TOKYO: The dollar edged up against the yen on Monday as investors bought back the US currency after it hit a two-month low against the Japanese unit last week.
Demand for the safe haven Japanese currency grew recently on a decline in oil prices and concerns over emerging economies in the wake of a US rate hike earlier this month.
The yen is often seen as a secure investment target in times of volatility and uncertainty.
But dollar-buying sentiment revived in early Asian trade after the greenback's decline approached 120 yen, dealers said.
The US unit recovered to 120.35 yen in Tokyo on Monday morning from a two-month low of 120.19 yen on Friday in Tokyo.
Financial markets were closed on Friday in the US and many European countries.
The euro edged up to $1.0971 from $1.0965. The single currency also strengthened to 132.06 yen from 131.73 yen in US trade.

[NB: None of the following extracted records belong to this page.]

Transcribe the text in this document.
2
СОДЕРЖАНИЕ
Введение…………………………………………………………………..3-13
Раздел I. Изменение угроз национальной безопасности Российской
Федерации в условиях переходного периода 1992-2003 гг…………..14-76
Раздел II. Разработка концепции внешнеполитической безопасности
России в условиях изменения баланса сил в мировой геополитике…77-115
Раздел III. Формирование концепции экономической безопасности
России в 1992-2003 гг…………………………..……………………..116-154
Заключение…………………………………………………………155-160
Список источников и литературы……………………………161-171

The currency market largely ignored a 1.0 percent decline in Japan's factory output in November announced by the government Monday morning, dealers said.
Among other currencies, South Korea's won strengthened to a three-week high on speculation exporters are selling dollars to convert overseas earnings as the end of the year approaches.
The currency climbed 0.39 percent to $1.166, the strongest since early December.
"Exporters are selling the greenback to repatriate earnings as both the year-end and month-end approach," Kim Dae-Hun, a currency trader at Busan Bank Co in Seoul, told Bloomberg News.
Against other Asian currencies, the dollar was mixed.
The Philippine peso fell 0.21 percent and the Malaysian ringgit lost 0.16 percent, while the Indian rupee rose 0.18 percent and the Taiwan dollar gained 0.23 percent.
Higher-yielding -- and riskier -- emerging units have been hit hard this year on fears of a flight of capital to the US as dealers look for better, safer investments boosted by the Federal Reserve interest rate raise.